If you suffer from shin splints, don’t forget that you need to stretch before exercise. Stretching isn’t just good for preventing injury, but also helps to improve flexibility and range of motion. It also reduces muscle spasms and increases blood flow to the affected area. You can do some stretches to alleviate shin splint pain and soreness after exercising. However, if you feel any sharp pains, stop immediately and consult your doctor. He or she might prescribe a strengthening program for you.
Here are some tips on how to perform easy stretches for shin splints.
Toe Curls – Stand bent over with one leg extended in front of you and place your hands behind your lower thighs. Now slowly curl your toes towards your chest, then release them back to the floor. Repeat 10 times.
Calf Raises – Sit on the floor or step bench with both feet flat together. Raise your left calf up until it touches your right thigh. Hold for 30 seconds, then switch sides.
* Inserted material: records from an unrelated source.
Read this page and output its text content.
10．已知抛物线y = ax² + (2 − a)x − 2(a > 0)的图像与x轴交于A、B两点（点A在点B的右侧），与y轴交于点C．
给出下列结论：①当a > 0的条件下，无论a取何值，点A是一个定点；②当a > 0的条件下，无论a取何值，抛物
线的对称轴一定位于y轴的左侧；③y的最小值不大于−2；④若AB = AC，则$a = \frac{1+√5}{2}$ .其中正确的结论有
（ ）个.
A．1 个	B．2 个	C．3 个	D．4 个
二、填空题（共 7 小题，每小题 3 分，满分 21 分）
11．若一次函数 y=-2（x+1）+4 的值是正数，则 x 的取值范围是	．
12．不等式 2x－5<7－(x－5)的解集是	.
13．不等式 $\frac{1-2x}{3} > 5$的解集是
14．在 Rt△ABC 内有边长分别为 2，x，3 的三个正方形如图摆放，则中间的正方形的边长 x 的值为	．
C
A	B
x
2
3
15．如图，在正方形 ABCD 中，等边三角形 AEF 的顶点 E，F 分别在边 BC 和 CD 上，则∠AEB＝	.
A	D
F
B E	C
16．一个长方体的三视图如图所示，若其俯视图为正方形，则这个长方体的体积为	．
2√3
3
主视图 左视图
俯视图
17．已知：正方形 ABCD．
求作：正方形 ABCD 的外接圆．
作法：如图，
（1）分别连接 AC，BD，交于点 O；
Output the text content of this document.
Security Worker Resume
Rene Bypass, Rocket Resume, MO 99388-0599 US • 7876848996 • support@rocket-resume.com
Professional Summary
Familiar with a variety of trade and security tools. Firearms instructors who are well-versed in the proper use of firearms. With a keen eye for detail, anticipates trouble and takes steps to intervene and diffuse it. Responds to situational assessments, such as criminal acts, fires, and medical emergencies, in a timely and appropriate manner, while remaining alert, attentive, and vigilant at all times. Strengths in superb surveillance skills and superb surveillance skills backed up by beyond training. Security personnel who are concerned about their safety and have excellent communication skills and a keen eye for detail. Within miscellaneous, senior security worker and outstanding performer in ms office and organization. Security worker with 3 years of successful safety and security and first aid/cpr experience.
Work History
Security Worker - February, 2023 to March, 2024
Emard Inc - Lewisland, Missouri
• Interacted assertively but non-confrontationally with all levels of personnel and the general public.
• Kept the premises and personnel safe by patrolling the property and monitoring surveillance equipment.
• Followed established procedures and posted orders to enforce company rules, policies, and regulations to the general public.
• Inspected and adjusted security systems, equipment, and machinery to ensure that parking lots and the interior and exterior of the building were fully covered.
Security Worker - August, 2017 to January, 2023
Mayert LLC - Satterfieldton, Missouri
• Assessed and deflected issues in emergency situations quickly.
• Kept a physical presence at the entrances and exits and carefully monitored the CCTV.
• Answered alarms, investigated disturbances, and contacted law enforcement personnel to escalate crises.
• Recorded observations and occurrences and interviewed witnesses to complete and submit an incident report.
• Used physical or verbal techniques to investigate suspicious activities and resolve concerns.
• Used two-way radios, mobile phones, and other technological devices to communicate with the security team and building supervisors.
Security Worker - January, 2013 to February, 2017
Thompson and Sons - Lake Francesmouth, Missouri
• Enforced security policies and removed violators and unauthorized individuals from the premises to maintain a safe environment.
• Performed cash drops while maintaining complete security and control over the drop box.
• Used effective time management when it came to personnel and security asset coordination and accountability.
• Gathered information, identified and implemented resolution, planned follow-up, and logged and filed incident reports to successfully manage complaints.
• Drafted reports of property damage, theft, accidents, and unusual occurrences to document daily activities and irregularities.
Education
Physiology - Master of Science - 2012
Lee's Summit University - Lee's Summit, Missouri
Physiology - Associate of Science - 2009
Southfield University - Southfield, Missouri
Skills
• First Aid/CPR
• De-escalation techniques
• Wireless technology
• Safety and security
Hamstring Stretch – Lie on your side with your forearm propped against a wall. Cross your upper thigh over your lower thigh, keeping your hips parallel to the floor. Gently pull your hamstring towards your chest, hold for 15 seconds, then repeat on opposite side.
Foot Roll – Lay on your stomach and bend your elbows. Put your palms underneath your shoulders. Lift your torso off the floor and roll your feet away from your head, turning your feet to point downward. Keep your arms relaxed. Slowly raise your torso back to the starting position, allowing your feet to fall back to the floor. Do 3 sets of 20 repetitions.
These exercises are designed to relieve shin splint pain and stiffness, and restore mobility. However, if you are suffering from severe pain, seek immediate medical attention.